A lecture on the development of science of the standard model of high energy particle physics given to some of the CERN faculty for a demonstration of how this kind of complex science should be lectured to those with any level of science/physics background from laypeople to experts who want to keep up with current discoveries outside their field.
Professor Brian Cox of Manchester University and contributor to the LHC’s ATLAS and LHCb experiments, is one of the best public educators of physics of our time. He has a huge charisma and character to keep an audience’s attention to fundamental topics in physics, keeping the sense of wonder but always keeping the real core of the subject intact – which is genuinely hard to do as in the process of teaching a subject like physics either the wonder gets sucked out and replaced with dry rhetoric or else the content gets sucked out and replaced with whimsical nonsense – Professor Cox helps create the balance in the same vein as other great popularizers of physics such as Carl Sagan and Richard Feynman.
His talks are always very good and try to include as many people as possible into scientific discovery and the wonders of nature which shape our individual understanding and our civilization into new frontiers.
Any of his tv series, including “Wonders of the Solar System”, and his books including my favorite “The Quantum Universe: Everything That Can Happen Does Happen”, co-authored by Jeff Forshaw are also must haves for any scientist young or old.
I can't bear to watch this guy after I saw all the laughs he got when making a "woo woo" joke about people who see the deeper implications related to quantum, he just makes me angry to hear him speak anymore.
this is an excellent lecture
of course there's a direct connection between music and science! but it's the disconnection, the switching of the focus of conscious attention, that enables the subconscious to do its own thing and come up with the answer in the morning after a good night's sleep or a scratching of the bow.
Does he understand what he says?
Great math class material at 35 minutes in :-)
Great talk. but… Why doesn't the camera pan up to show the slides? Arggggg!

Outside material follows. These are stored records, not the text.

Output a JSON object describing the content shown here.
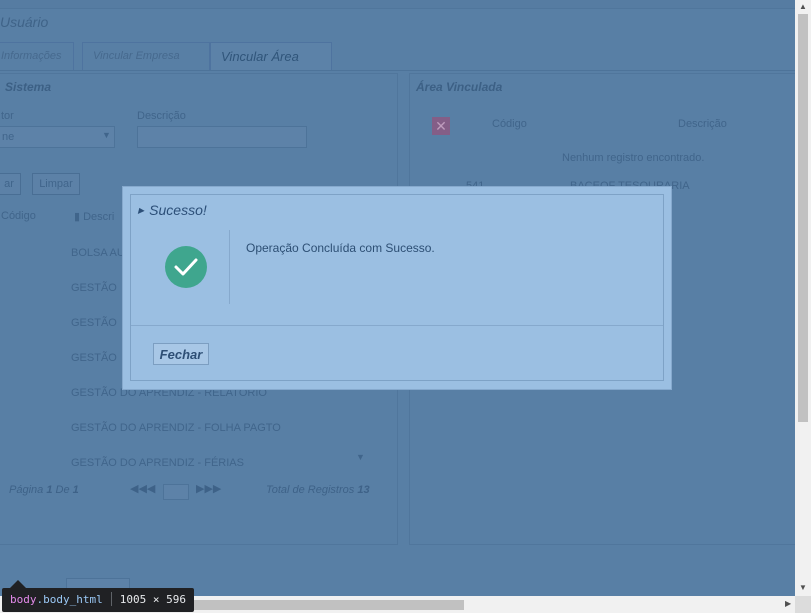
{
  "background": {
    "title": "Usuário",
    "tabs": [
      "Informações",
      "Vincular Empresa",
      "Vincular Área"
    ],
    "left_panel": {
      "heading": "Sistema",
      "filter_label": "tor",
      "filter_value": "ne",
      "description_label": "Descrição",
      "search_button": "ar",
      "clear_button": "Limpar",
      "col_code": "Código",
      "col_desc": "Descri",
      "rows": [
        {
          "code": "",
          "desc": "BOLSA AU"
        },
        {
          "code": "",
          "desc": "GESTÃO"
        },
        {
          "code": "",
          "desc": "GESTÃO"
        },
        {
          "code": "",
          "desc": "GESTÃO"
        },
        {
          "code": "",
          "desc": "GESTÃO DO APRENDIZ - RELATÓRIO"
        },
        {
          "code": "",
          "desc": "GESTÃO DO APRENDIZ - FOLHA PAGTO"
        },
        {
          "code": "",
          "desc": "GESTÃO DO APRENDIZ - FÉRIAS"
        }
      ],
      "pager_page_label": "Página",
      "pager_page": "1",
      "pager_of": "De",
      "pager_total_pages": "1",
      "pager_total_label": "Total de Registros",
      "pager_total": "13"
    },
    "right_panel": {
      "heading": "Área Vinculada",
      "col_code": "Código",
      "col_desc": "Descrição",
      "empty_text": "Nenhum registro encontrado.",
      "row_code": "541",
      "row_desc": "BACEOF TESOURARIA"
    }
  },
  "dialog": {
    "title": "Sucesso!",
    "message": "Operação Concluída com Sucesso.",
    "close_label": "Fechar",
    "icon": "check-circle-icon",
    "icon_color": "#3fa68e"
  },
  "devtools_tooltip": {
    "tag": "body",
    "class": ".body_html",
    "size": "1005 × 596"
  },
  "colors": {
    "overlay": "#5b80a6",
    "dialog_bg": "#9bbfe2"
  }
}
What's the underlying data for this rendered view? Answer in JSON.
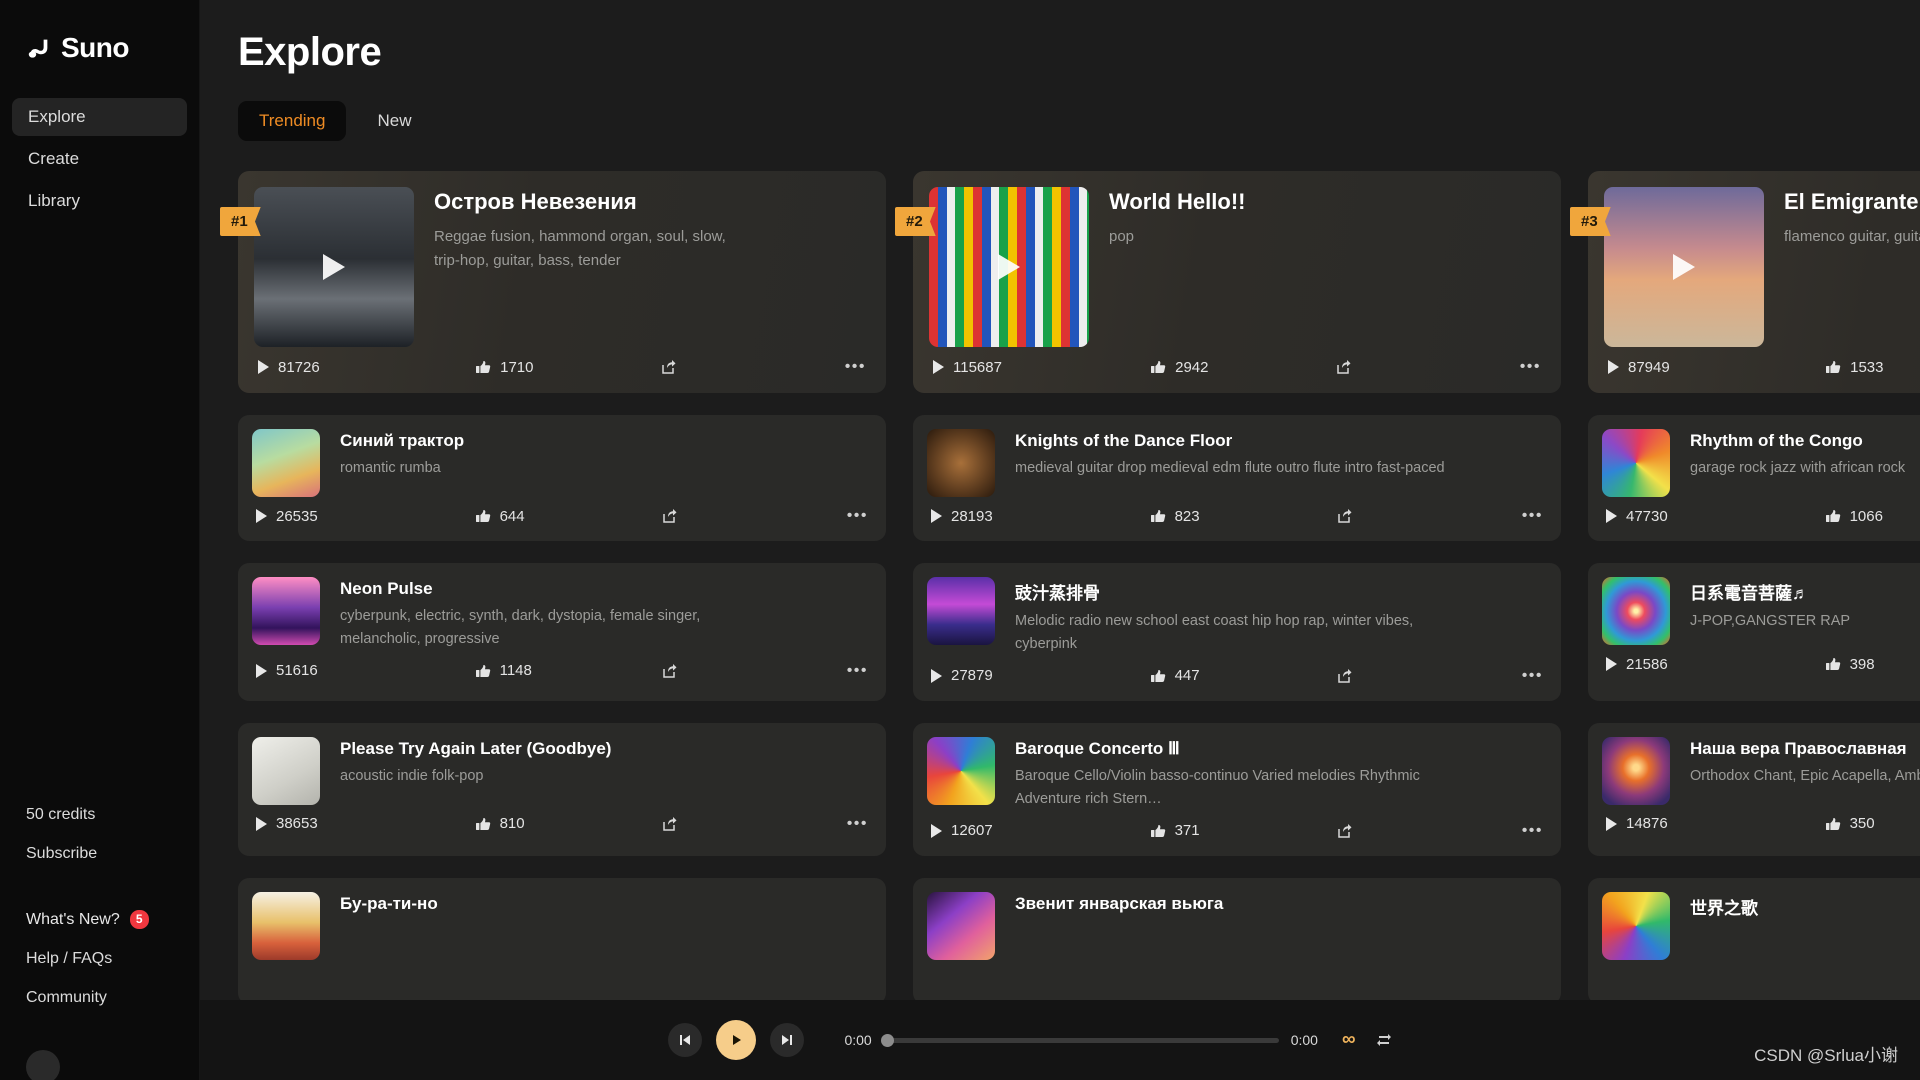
{
  "brand": {
    "name": "Suno",
    "logo_icon": "suno-note-logo"
  },
  "sidebar": {
    "nav": [
      {
        "label": "Explore",
        "active": true
      },
      {
        "label": "Create",
        "active": false
      },
      {
        "label": "Library",
        "active": false
      }
    ],
    "credits": "50 credits",
    "subscribe": "Subscribe",
    "whats_new": "What's New?",
    "whats_new_count": "5",
    "help": "Help / FAQs",
    "community": "Community"
  },
  "header": {
    "title": "Explore"
  },
  "tabs": [
    {
      "label": "Trending",
      "active": true
    },
    {
      "label": "New",
      "active": false
    }
  ],
  "colors": {
    "accent": "#ef8c24",
    "rank_flag": "#f0a63c",
    "badge_red": "#f0373f",
    "player_play": "#f6cd8a",
    "page_bg": "#1c1c1c",
    "sidebar_bg": "#0b0b0b",
    "card_bg": "#2a2a28"
  },
  "cards": [
    {
      "rank": "#1",
      "featured": true,
      "title": "Остров Невезения",
      "desc": "Reggae fusion, hammond organ, soul, slow, trip-hop, guitar, bass, tender",
      "plays": "81726",
      "likes": "1710",
      "art": "dark-forest-moonlight"
    },
    {
      "rank": "#2",
      "featured": true,
      "title": "World Hello!!",
      "desc": "pop",
      "plays": "115687",
      "likes": "2942",
      "art": "world-flags-collage"
    },
    {
      "rank": "#3",
      "featured": true,
      "title": "El Emigrante",
      "desc": "flamenco guitar, guitar, quarter note,  Sad",
      "plays": "87949",
      "likes": "1533",
      "art": "acoustic-guitar-sunset-desert"
    },
    {
      "rank": "",
      "featured": false,
      "title": "Синий трактор",
      "desc": "romantic rumba",
      "plays": "26535",
      "likes": "644",
      "art": "colorful-forest-cats"
    },
    {
      "rank": "",
      "featured": false,
      "title": "Knights of the Dance Floor",
      "desc": "medieval guitar drop medieval edm flute outro flute intro fast-paced",
      "plays": "28193",
      "likes": "823",
      "art": "ornate-persian-carpet"
    },
    {
      "rank": "",
      "featured": false,
      "title": "Rhythm of the Congo",
      "desc": "garage rock jazz with african rock",
      "plays": "47730",
      "likes": "1066",
      "art": "psychedelic-swirl-rainbow"
    },
    {
      "rank": "",
      "featured": false,
      "title": "Neon Pulse",
      "desc": "cyberpunk, electric, synth, dark, dystopia, female singer, melancholic, progressive",
      "plays": "51616",
      "likes": "1148",
      "art": "neon-pink-city-skyline"
    },
    {
      "rank": "",
      "featured": false,
      "title": "豉汁蒸排骨",
      "desc": "Melodic radio new school east coast hip hop rap, winter vibes, cyberpink",
      "plays": "27879",
      "likes": "447",
      "art": "neon-cyberpunk-street"
    },
    {
      "rank": "",
      "featured": false,
      "title": "日系電音菩薩♬",
      "desc": "J-POP,GANGSTER RAP",
      "plays": "21586",
      "likes": "398",
      "art": "mandala-rainbow-circle"
    },
    {
      "rank": "",
      "featured": false,
      "title": "Please Try Again Later (Goodbye)",
      "desc": "acoustic indie folk-pop",
      "plays": "38653",
      "likes": "810",
      "art": "sketch-bird-with-guitar"
    },
    {
      "rank": "",
      "featured": false,
      "title": "Baroque Concerto Ⅲ",
      "desc": "Baroque Cello/Violin basso-continuo Varied melodies Rhythmic Adventure rich Stern…",
      "plays": "12607",
      "likes": "371",
      "art": "rainbow-paint-swirl"
    },
    {
      "rank": "",
      "featured": false,
      "title": "Наша вера Православная",
      "desc": "Orthodox Chant, Epic Acapella, Ambient, Military Vibe",
      "plays": "14876",
      "likes": "350",
      "art": "orthodox-cross-fractal"
    },
    {
      "rank": "",
      "featured": false,
      "title": "Бу-ра-ти-но",
      "desc": "",
      "plays": "",
      "likes": "",
      "art": "folk-pattern-warm"
    },
    {
      "rank": "",
      "featured": false,
      "title": "Звенит январская вьюга",
      "desc": "",
      "plays": "",
      "likes": "",
      "art": "purple-swirl-feather"
    },
    {
      "rank": "",
      "featured": false,
      "title": "世界之歌",
      "desc": "",
      "plays": "",
      "likes": "",
      "art": "rainbow-arc-pattern"
    }
  ],
  "player": {
    "elapsed": "0:00",
    "duration": "0:00",
    "progress_percent": 0,
    "prev_icon": "skip-previous-icon",
    "play_icon": "play-icon",
    "next_icon": "skip-next-icon",
    "loop_icon": "infinity-icon",
    "shuffle_icon": "repeat-icon"
  },
  "watermark": "CSDN @Srlua小谢"
}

Its weird that they started discussing music and science after a loaded lecture like this, which has nothing to do with this
There is a much more humility in B. Cox than most others rock star. Thinking of Susskind and others big players in the String Theory field.
That audience is hard work, an encouraging murmur or chuckle now and again might have made them look human.
Well he does look like a pop/rock artist….
Too bad we can't see what he's pointing at.